‘Typical of state criminals’: Suu Kyi slammed for denying Rohingya persecution

Myanmar’s State Counselor and de facto leader has been slammed for denying the ethnic cleansing of Rohingyas that has resulted in more than 400,000 Muslims fleeing the country over the last month.

In  a live televised speech, the Nobel laureate said she was “aware of the fact that the world’s attention is focused on the situation in Rakhine State” and that Myanmar “does not fear international scrutiny.”

She did not address allegations against the military, saying only that there had been “no armed clashes or clearance operations” since September 5.

She said most Muslims had decided to stay in Rakhine and that indicated the situation may not be so severe.

She said the government had made efforts in recent years to improve living conditions for the Muslims living in Rakhine: providing healthcare, education and infrastructure.

Penny Green, a professor of law at Queen Mary University of London who studies the Rohingya conflict, called out Suu Kyi’s connection of the Rohingya to the ARSA militant group as behavior common among those targeting an ethnic group.

“She (Suu Kyi) chooses to use the word in relation to a terrorist group, that means that is the only identity that Rohingya will be attached to, from her perspective and she hopes from the international perspective,” Green told CNN.

Green called Suu Kyi’s speech “disingenuous” and “filled underlying denials” that she said is “typical of the way in which state criminals behave.”

BBC correspondent Jonathan Head, who is in neighbouring Bangladesh, disputed the claim that there had been no clearance operations since 5 September, pointing out that he had seen villages being burned days after that date.

Another  BBC correspondent Jonah Fisher wrote that Suu Kyi “is either completely out of touch or wilfully blind to the realities of what her army is up to.”

“It is simply not credible to say we don’t know why more than 400,000 Rohingya have fled.
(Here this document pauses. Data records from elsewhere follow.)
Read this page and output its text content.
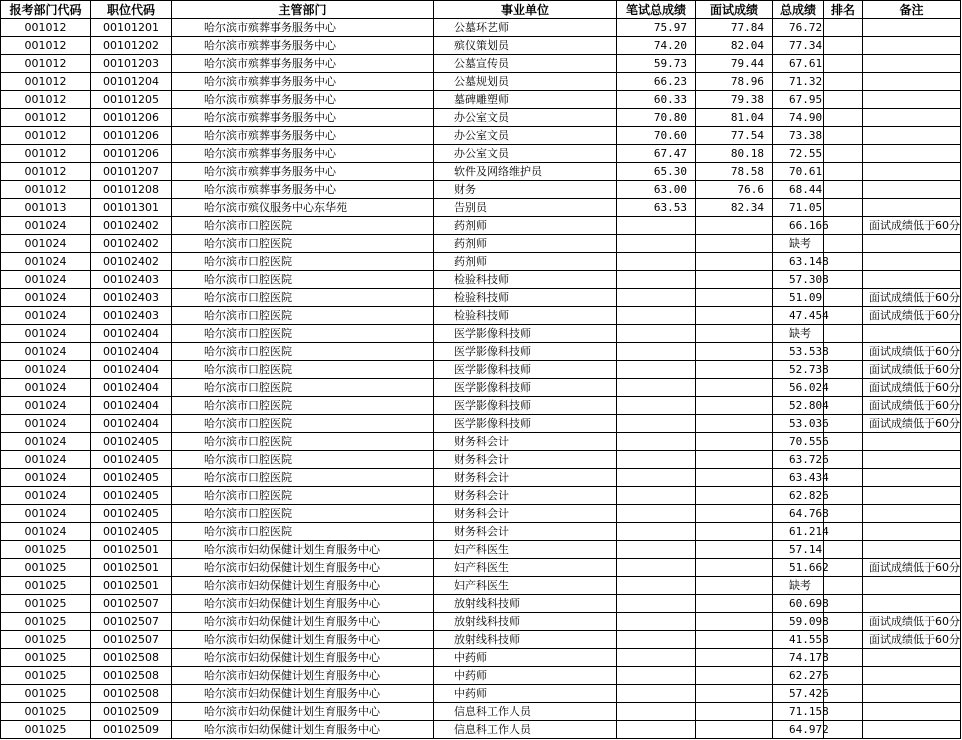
报考部门代码	职位代码	主管部门	事业单位	笔试总成绩	面试成绩	总成绩	排名	备注
001012	00101201	哈尔滨市殡葬事务服务中心	公墓环艺师	75.97	77.84	76.72		
001012	00101202	哈尔滨市殡葬事务服务中心	殡仪策划员	74.20	82.04	77.34		
001012	00101203	哈尔滨市殡葬事务服务中心	公墓宣传员	59.73	79.44	67.61		
001012	00101204	哈尔滨市殡葬事务服务中心	公墓规划员	66.23	78.96	71.32		
001012	00101205	哈尔滨市殡葬事务服务中心	墓碑雕塑师	60.33	79.38	67.95		
001012	00101206	哈尔滨市殡葬事务服务中心	办公室文员	70.80	81.04	74.90		
001012	00101206	哈尔滨市殡葬事务服务中心	办公室文员	70.60	77.54	73.38		
001012	00101206	哈尔滨市殡葬事务服务中心	办公室文员	67.47	80.18	72.55		
001012	00101207	哈尔滨市殡葬事务服务中心	软件及网络维护员	65.30	78.58	70.61		
001012	00101208	哈尔滨市殡葬事务服务中心	财务	63.00	76.6	68.44		
001013	00101301	哈尔滨市殡仪服务中心东华苑	告别员	63.53	82.34	71.05		
001024	00102402	哈尔滨市口腔医院	药剂师			66.166		面试成绩低于60分
001024	00102402	哈尔滨市口腔医院	药剂师			缺考		
001024	00102402	哈尔滨市口腔医院	药剂师			63.148		
001024	00102403	哈尔滨市口腔医院	检验科技师			57.308		
001024	00102403	哈尔滨市口腔医院	检验科技师			51.09		面试成绩低于60分
001024	00102403	哈尔滨市口腔医院	检验科技师			47.454		面试成绩低于60分
001024	00102404	哈尔滨市口腔医院	医学影像科技师			缺考		
001024	00102404	哈尔滨市口腔医院	医学影像科技师			53.538		面试成绩低于60分
001024	00102404	哈尔滨市口腔医院	医学影像科技师			52.738		面试成绩低于60分
001024	00102404	哈尔滨市口腔医院	医学影像科技师			56.024		面试成绩低于60分
001024	00102404	哈尔滨市口腔医院	医学影像科技师			52.804		面试成绩低于60分
001024	00102404	哈尔滨市口腔医院	医学影像科技师			53.036		面试成绩低于60分
001024	00102405	哈尔滨市口腔医院	财务科会计			70.556		
001024	00102405	哈尔滨市口腔医院	财务科会计			63.726		
001024	00102405	哈尔滨市口腔医院	财务科会计			63.434		
001024	00102405	哈尔滨市口腔医院	财务科会计			62.826		
001024	00102405	哈尔滨市口腔医院	财务科会计			64.768		
001024	00102405	哈尔滨市口腔医院	财务科会计			61.214		
001025	00102501	哈尔滨市妇幼保健计划生育服务中心	妇产科医生			57.14		
001025	00102501	哈尔滨市妇幼保健计划生育服务中心	妇产科医生			51.662		面试成绩低于60分
001025	00102501	哈尔滨市妇幼保健计划生育服务中心	妇产科医生			缺考		
001025	00102507	哈尔滨市妇幼保健计划生育服务中心	放射线科技师			60.698		
001025	00102507	哈尔滨市妇幼保健计划生育服务中心	放射线科技师			59.098		面试成绩低于60分
001025	00102507	哈尔滨市妇幼保健计划生育服务中心	放射线科技师			41.558		面试成绩低于60分
001025	00102508	哈尔滨市妇幼保健计划生育服务中心	中药师			74.178		
001025	00102508	哈尔滨市妇幼保健计划生育服务中心	中药师			62.276		
001025	00102508	哈尔滨市妇幼保健计划生育服务中心	中药师			57.426		
001025	00102509	哈尔滨市妇幼保健计划生育服务中心	信息科工作人员			71.158		
001025	00102509	哈尔滨市妇幼保健计划生育服务中心	信息科工作人员			64.972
The evidence is being gathered every day in the testimony of refugees,” he said.

“There were other moments that raised eyebrows. Like when she presented as good news the fact that more than half the Muslims in Rakhine haven’t fled. Or when she said that there had been no clashes in Rakhine for the last two weeks.”

To say as she did that “all people in Rakhine state have access to education and healthcare without discrimination” is simply wrong,” Fisher said.

The Rohingya particularly those in camps around Sittwe have long been denied access to the most basic services, in particular healthcare.

Amnesty International accused Suu Kyi and her government of “burying their heads in the sand” and telling “untruths” over what it described as ethnic cleansing of minority Rohingya Muslims.

The human rights group has denounced the Nobel Prize Laureate over her response to the crisis which has seen at least 400,000 members of the Muslim ethnic minority flee to Bangladesh to escape a brutal crackdown by the military.

Reports have emerged of mass rape and murder by the armed forces and mobs of Buddhist ethnic majority villagers in the western Rakhine state in what the United Nations has called a “textbook example of ethnic cleansing”.

Suu Kyi defended her country from international criticism, saying it does not fear global “scrutiny”.  She said “more than half” of  Rohingya villages were not affected by the violence and invited diplomats and foreign observers to visit them to see “why they are not at each other’s throats in these particular areas”.

James Gomez, Amnesty International’s Regional Director for Southeast Asia and the Pacific, said: “Aung San Suu Kyi today demonstrated that she and her government are still burying their heads in the sand over the horrors unfolding in Rakhine State. At times, her speech amounted to little more than a mix of untruths and victim blaming.

“There is overwhelming evidence that security forces are engaged in a campaign of ethnic cleansing. While it was positive to hear Aung San Suu Kyi condemn human rights violations in Rakhine state, she is still silent about the role of the security forces in this.

“Aung San Suu Kyi’s claims that her government ‘does not fear international scrutiny’ ring hollow. Myanmar has repeatedly said it will not co-operate with the UN-mandated Fact Finding Mission established earlier this year. If Myanmar has nothing to hide, it should allow UN investigators into the country, including Rakhine State. The government must also urgently allow humanitarian actors full and unfettered access to all areas and people in need in the region.”

Suu Kyi canceled her trip to the United Nations General Assembly this week so she could stay home and handle the situation in Rakhine State.

But some analysts wondered whether Suu Kyi was also trying to avoid the spotlight as she’s come under harsh criticism for ignoring the mass exodus of people from her country.